When Gerard Canals and Oscar Camps saw the photo of the little refugee boy from Syria laying facedown in the sand, they knew they had to do something. The lifeguards from Barcelona had been following the refugee crisis for several months and were horrified by the mounting number of what they saw as preventable deaths in the Aegean Sea. But the photo of that little boy, Aylan Kurdi, that went viral in August 2015 stunned them—the toddler looked to be the same age as Camps’ son.

A month later, after the lifeguard company they worked for closed for the season, Canals and Camps traveled to Lesbos, Greece, to assess the refugee situation. Sitting about six miles across from Turkey on a narrow but often treacherous strip of the northern Aegean, Lesbos had become the epicenter of the Syrian refugee crisis, with thousands of people arriving every day. Their plan was to evaluate the needs on Lesbos before returning to Spain to assemble a team.

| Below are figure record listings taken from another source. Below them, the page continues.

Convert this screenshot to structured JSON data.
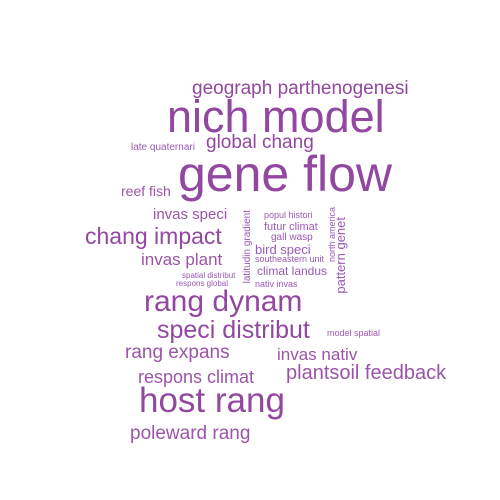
{
  "cloud": {
    "color": "#9b55a8",
    "words": {
      "gene_flow": "gene flow",
      "nich_model": "nich model",
      "host_rang": "host rang",
      "rang_dynam": "rang dynam",
      "speci_distribut": "speci distribut",
      "chang_impact": "chang impact",
      "geograph_parthenogenesi": "geograph parthenogenesi",
      "global_chang": "global chang",
      "plantsoil_feedback": "plantsoil feedback",
      "poleward_rang": "poleward rang",
      "rang_expans": "rang expans",
      "respons_climat": "respons climat",
      "invas_plant": "invas plant",
      "invas_nativ": "invas nativ",
      "invas_speci": "invas speci",
      "reef_fish": "reef fish",
      "late_quaternari": "late quaternari",
      "popul_histori": "popul histori",
      "futur_climat": "futur climat",
      "gall_wasp": "gall wasp",
      "bird_speci": "bird speci",
      "southeastern_unit": "southeastern unit",
      "climat_landus": "climat landus",
      "nativ_invas": "nativ invas",
      "spatial_distribut": "spatial distribut",
      "respons_global": "respons global",
      "model_spatial": "model spatial",
      "latitudin_gradient": "latitudin gradient",
      "north_america": "north america",
      "pattern_genet": "pattern genet"
    }
  }
}
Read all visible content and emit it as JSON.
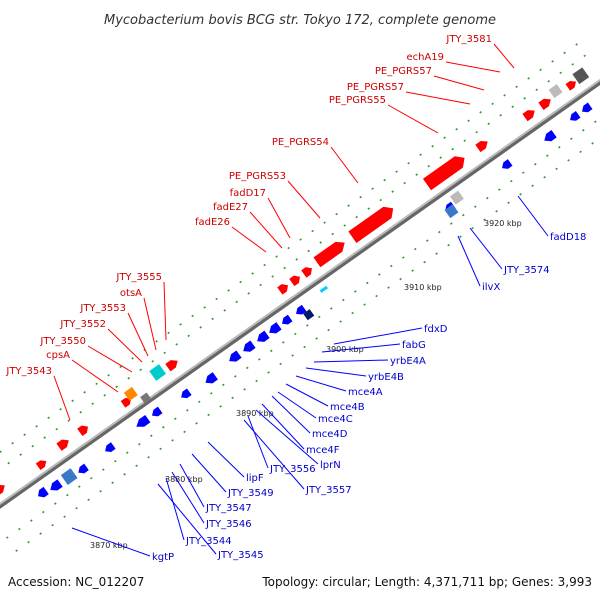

Just minutes after their arrival, they spotted two refugees in distress about 300 meters offshore. They realized there were no lifeguards around—indeed, no one at all who could help. More than 250,000 refugees had arrived to Lesbos already—three times the population of the entire island—but in September the locals were still struggling to cope with the ongoing humanitarian emergency with minimal outside assistance. Canals and Camps didn’t have any of their usual rescue equipment, but they swam out to the two men and brought them safely back to shore.

After that initial experience, Canals and Camps dropped their original plan and started working immediately. Peter Bouckaert, emergencies director for Human Rights Watch(HRW), saw them in action as the pair guided the overcrowded boats of frightened refugees to shore and performed first aid. “I immediately realized that they could make a huge difference,” Bouckaert says.

Bouckaert suggested they create a nonprofit and offered to help raise money. From the beach, Camps called a lawyer in Barcelona to do the paperwork—and Proactiva Open Arms was born. In just a few weeks, with the help of HRW board member Amy Rao, they raised $600,000. “I thought, ‘This is what you do in a crisis. You don’t freak out,’” Rao recalls about the lifeguards after she arrived at Lesbos.

Canals’ brother and another lifeguard soon joined them from Barcelona; eventually the team on Lesbos would grow to more than 20. In the first weeks, the team had to make due with minimal resources. “We grabbed an abandoned rubber refugee dinghy, put two engines on it, and used it for rescues,” Canals recounts. Refugee boats were arriving day and night, so the team worked 24-hour shifts using two specially equipped personal watercrafts they purchased in Barcelona and transported to Lesbos, thanks to the fundraising campaign.